Why We Must Boldly Invest in Basic Science

▼ Summary
– The US government has historically invested in basic research, leading to major scientific and technological advancements across various fields.
– Current federal budget proposals include significant cuts to science funding agencies, resulting in canceled grants and reduced educational programs.
– These funding reductions are limiting opportunities for young scientists and making it difficult to justify long-term research with delayed applications.
– Foundational research from past decades, such as early AI work and neural network development, has proven crucial for today’s technological breakthroughs.
– Future innovations depend on continued investment in fundamental science, resources, and the freedom to pursue curiosity-driven research.
The enduring strength of America’s technological leadership traces back to a bold vision: investing in fundamental scientific inquiry. Since the influential 1945 report “Science: The Endless Frontier,” federal backing for basic research has yielded transformative breakthroughs, from nuclear power and lasers to medical imaging and artificial intelligence. These investments did more than produce new gadgets; they cultivated generations of innovators equipped with deep knowledge and the skills to advance entire fields.
Today, that legacy faces serious threats. Proposed federal budgets include steep reductions for key scientific agencies like the Department of Energy and the National Science Foundation. Already, the National Institutes of Health has paused or canceled nearly $2 billion in grants, while STEM education programs have lost more than $700 million.
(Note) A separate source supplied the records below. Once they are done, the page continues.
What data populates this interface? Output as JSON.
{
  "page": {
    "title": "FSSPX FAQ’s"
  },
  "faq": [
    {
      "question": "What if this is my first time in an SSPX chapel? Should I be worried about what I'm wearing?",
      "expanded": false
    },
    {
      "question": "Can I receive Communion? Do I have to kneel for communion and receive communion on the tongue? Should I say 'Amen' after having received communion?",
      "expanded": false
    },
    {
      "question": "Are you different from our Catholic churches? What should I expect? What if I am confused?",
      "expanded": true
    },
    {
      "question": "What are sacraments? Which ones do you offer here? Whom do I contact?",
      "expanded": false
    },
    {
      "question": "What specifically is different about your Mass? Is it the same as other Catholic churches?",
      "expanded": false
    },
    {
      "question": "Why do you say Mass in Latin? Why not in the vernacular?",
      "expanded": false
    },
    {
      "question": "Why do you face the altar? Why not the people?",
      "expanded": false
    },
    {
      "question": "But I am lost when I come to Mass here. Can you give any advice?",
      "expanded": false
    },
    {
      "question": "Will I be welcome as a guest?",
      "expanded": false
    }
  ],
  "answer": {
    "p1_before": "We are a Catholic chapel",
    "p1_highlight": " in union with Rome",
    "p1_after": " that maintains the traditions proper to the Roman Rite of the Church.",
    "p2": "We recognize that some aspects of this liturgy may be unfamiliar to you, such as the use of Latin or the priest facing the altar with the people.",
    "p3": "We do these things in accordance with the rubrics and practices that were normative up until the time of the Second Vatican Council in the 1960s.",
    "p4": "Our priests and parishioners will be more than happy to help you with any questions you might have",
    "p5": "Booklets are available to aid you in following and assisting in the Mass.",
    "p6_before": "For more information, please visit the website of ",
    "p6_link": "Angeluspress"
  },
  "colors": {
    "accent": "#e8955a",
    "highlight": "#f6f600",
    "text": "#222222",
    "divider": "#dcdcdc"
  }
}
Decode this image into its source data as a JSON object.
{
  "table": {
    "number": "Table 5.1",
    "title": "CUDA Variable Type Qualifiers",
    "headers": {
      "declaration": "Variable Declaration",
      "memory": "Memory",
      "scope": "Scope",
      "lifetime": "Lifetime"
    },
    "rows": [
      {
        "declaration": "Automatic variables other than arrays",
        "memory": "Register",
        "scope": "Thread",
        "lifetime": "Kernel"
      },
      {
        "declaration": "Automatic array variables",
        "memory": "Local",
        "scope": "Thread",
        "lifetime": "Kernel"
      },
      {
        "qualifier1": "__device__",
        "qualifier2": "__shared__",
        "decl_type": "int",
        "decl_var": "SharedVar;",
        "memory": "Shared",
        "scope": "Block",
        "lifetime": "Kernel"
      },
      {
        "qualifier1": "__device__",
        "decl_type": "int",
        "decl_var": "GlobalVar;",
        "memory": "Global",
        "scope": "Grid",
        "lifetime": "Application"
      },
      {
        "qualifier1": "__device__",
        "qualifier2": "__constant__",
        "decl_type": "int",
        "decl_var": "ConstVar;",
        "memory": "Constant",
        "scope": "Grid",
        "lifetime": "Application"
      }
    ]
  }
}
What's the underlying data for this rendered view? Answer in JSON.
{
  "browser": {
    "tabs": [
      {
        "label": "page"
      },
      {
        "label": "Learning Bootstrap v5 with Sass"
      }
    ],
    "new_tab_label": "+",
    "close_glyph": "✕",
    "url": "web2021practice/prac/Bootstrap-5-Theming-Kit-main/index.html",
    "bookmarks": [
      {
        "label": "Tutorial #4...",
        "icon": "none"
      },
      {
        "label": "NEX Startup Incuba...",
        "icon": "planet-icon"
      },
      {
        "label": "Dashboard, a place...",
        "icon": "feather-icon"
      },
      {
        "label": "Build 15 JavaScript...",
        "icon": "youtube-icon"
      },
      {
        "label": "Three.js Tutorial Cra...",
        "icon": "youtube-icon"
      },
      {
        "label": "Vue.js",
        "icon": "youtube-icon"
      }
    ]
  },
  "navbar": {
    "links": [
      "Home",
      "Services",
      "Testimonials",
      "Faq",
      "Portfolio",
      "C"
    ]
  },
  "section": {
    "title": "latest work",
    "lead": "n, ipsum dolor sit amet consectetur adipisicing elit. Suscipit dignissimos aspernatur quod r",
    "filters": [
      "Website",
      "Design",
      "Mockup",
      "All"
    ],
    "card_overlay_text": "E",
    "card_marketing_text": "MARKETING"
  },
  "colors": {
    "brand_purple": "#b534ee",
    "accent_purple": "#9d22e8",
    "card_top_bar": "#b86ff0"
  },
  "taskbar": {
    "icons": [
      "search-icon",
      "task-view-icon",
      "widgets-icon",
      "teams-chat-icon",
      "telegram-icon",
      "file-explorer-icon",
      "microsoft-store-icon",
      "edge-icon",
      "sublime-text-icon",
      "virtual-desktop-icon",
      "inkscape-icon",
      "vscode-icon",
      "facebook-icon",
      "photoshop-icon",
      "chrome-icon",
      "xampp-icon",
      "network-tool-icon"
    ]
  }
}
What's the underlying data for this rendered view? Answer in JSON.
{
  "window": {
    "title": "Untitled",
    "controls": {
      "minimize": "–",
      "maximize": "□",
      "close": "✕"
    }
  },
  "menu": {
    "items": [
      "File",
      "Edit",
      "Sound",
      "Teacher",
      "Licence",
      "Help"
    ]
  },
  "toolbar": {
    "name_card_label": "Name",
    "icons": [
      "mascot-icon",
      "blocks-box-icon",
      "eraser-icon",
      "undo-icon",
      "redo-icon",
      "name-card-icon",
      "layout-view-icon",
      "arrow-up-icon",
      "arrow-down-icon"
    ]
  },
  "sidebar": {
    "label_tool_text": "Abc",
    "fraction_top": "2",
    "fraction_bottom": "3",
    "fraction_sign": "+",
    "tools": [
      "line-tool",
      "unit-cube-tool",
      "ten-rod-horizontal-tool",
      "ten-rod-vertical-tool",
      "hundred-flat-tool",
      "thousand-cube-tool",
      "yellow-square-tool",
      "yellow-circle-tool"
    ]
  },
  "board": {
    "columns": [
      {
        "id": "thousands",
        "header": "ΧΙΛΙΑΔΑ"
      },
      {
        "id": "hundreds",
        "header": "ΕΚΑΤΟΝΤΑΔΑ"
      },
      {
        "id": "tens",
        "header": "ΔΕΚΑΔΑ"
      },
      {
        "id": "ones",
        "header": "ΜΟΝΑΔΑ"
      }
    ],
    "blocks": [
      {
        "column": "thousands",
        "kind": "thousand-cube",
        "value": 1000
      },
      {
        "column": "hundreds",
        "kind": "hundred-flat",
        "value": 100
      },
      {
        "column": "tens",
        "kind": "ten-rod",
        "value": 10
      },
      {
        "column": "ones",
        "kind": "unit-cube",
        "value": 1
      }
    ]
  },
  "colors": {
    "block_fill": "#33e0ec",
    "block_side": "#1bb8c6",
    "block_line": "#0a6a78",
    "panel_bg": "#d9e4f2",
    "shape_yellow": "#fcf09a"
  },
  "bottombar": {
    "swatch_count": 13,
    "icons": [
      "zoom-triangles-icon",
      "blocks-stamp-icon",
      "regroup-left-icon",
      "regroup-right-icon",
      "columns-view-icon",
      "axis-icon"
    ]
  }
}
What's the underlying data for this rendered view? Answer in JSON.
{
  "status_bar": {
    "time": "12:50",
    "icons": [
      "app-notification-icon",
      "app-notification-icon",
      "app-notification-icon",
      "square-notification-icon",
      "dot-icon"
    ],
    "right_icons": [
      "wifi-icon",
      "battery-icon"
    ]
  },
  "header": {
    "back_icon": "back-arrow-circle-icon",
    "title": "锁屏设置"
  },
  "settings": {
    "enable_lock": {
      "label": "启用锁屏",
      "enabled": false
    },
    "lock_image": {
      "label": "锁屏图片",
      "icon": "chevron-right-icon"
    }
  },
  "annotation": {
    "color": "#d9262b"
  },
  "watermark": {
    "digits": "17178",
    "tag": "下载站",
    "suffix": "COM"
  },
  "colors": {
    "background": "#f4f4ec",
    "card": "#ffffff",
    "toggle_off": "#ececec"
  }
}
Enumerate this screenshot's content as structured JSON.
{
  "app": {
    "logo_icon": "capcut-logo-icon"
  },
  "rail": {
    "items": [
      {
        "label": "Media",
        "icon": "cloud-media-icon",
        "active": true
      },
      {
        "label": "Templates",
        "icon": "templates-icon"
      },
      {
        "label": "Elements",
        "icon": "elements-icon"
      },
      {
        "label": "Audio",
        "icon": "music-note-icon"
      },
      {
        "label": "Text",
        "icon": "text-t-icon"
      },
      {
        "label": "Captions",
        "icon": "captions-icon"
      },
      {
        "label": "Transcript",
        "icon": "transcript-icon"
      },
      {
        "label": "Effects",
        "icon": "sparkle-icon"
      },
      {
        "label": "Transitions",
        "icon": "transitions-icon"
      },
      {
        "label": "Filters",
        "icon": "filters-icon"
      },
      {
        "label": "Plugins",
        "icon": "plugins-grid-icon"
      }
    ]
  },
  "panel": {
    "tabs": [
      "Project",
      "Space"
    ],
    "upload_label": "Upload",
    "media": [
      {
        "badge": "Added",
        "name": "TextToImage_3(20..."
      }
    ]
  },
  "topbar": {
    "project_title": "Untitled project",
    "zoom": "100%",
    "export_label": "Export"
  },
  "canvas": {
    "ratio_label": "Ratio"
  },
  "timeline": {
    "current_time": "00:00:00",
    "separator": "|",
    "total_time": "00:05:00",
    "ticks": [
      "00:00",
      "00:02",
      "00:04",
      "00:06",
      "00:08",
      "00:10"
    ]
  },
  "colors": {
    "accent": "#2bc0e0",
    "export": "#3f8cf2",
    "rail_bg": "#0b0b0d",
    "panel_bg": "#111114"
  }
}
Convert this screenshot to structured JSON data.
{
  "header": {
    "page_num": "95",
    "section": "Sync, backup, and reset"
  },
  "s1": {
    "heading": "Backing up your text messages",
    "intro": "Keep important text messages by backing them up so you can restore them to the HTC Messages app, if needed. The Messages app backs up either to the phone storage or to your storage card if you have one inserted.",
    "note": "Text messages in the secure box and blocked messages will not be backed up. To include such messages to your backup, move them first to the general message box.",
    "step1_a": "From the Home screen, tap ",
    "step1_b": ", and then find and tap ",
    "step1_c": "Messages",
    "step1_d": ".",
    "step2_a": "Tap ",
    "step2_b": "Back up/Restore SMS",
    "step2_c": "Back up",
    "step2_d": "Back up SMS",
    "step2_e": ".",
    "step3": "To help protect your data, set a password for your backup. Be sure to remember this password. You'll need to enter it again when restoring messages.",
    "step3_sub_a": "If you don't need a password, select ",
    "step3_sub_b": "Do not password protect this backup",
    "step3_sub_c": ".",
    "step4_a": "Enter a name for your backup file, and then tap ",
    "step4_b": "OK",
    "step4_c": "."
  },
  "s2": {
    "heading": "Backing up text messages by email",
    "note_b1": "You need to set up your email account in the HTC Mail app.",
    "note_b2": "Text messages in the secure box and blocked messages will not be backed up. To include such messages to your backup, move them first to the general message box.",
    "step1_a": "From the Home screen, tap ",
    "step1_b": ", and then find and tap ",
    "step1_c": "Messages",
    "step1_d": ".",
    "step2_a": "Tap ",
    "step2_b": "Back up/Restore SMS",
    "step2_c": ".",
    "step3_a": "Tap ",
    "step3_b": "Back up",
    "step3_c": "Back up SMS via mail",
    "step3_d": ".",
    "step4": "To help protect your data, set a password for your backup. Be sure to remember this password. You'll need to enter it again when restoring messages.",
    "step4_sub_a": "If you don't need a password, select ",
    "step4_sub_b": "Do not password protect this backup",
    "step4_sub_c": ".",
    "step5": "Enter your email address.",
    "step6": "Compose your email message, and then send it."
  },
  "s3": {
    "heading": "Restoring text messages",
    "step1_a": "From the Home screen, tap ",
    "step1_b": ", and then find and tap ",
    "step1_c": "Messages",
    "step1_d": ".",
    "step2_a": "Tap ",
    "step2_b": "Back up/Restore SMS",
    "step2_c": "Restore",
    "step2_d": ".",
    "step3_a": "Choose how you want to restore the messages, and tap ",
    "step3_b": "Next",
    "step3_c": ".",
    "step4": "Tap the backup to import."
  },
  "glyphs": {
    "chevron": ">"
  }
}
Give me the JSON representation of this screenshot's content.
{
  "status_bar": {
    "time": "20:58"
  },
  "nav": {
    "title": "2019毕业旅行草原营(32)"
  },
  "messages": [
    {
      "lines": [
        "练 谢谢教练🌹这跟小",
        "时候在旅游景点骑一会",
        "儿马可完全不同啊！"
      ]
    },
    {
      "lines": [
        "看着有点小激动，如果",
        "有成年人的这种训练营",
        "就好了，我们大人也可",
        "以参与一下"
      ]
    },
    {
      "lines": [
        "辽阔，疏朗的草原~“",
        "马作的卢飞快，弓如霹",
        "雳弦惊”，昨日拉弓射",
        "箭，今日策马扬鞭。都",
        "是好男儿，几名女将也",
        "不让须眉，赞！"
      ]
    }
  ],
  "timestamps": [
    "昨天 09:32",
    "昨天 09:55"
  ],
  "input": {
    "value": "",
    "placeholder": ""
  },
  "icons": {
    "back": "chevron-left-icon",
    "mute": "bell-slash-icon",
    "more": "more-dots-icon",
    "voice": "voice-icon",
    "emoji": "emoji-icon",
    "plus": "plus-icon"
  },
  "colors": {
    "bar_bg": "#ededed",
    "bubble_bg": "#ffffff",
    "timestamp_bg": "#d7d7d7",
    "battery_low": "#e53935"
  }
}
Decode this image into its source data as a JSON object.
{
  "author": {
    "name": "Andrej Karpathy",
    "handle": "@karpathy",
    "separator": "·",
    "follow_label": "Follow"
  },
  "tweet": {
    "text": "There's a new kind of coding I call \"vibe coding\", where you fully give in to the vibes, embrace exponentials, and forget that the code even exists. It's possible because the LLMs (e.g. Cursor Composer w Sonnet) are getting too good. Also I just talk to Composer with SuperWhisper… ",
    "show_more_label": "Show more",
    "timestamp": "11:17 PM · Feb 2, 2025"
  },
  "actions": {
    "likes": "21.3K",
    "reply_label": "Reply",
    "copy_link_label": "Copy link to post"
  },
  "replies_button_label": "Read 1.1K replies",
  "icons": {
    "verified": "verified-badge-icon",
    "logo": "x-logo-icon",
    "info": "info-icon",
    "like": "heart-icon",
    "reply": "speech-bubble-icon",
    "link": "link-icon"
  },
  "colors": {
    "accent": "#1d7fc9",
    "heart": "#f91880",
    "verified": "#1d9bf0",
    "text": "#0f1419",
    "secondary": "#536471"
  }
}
These cuts force universities to freeze graduate admissions, cancel internships, and reduce research opportunities, making it harder for young talent to enter scientific careers.
In an era obsessed with quarterly returns and rapid deliverables, it’s challenging to advocate for research whose real-world impact may take decades to emerge. Yet history shows that the most revolutionary technologies often grow from seeds planted in curiosity-driven, open-ended exploration.
Take artificial intelligence. In the late 1950s, mathematician John McCarthy coined the term “AI” and developed Lisp, a programming language still used in research today. At the time, practical applications seemed distant, even fanciful. But that foundational work made today’s AI-driven world possible.
Neural networks, now the backbone of modern AI, endured periods of skepticism and sparse funding, so-called “AI winters.” Limited data and inadequate computing power stalled progress. Yet researchers like Geoffrey Hinton and John Hopfield persisted. Hopfield, awarded a Nobel Prize in Physics in 2024, introduced a pioneering neural network model in 1982. His work revealed unexpected connections between collective computation and magnetic systems. Alongside Hinton’s contributions, this fundamental research laid the groundwork for the deep learning revolution.
The explosion of AI today owes much to the graphics processing unit (GPU), originally designed for video games but perfectly suited for the matrix operations central to neural networks. GPUs themselves depend on decades of basic research in materials science, advances in high-dielectric materials, silicon alloys, and transistor design that enable ever more powerful and efficient chips.
If you’re reading this on a phone or laptop, you’re holding the product of someone’s belief in curiosity. That same belief fuels unglamorous, often overlooked research happening in labs today, work that will quietly shape essential aspects of our lives half a century from now. The modern tech economy, dominated by firms like Nvidia, Microsoft, and Apple, would be unthinkable without the humble transistor and the scientists driven by a passion for fundamental understanding.
The transistor of the future may not resemble a switch at all. It could emerge from quantum materials, hybrid compounds, or architectures not yet imagined. What it will require, however, remains unchanged: a foundation of basic knowledge, adequate resources, and the freedom to pursue open-ended questions. Most of all, it will need financial support from those willing to take a risk on curiosity.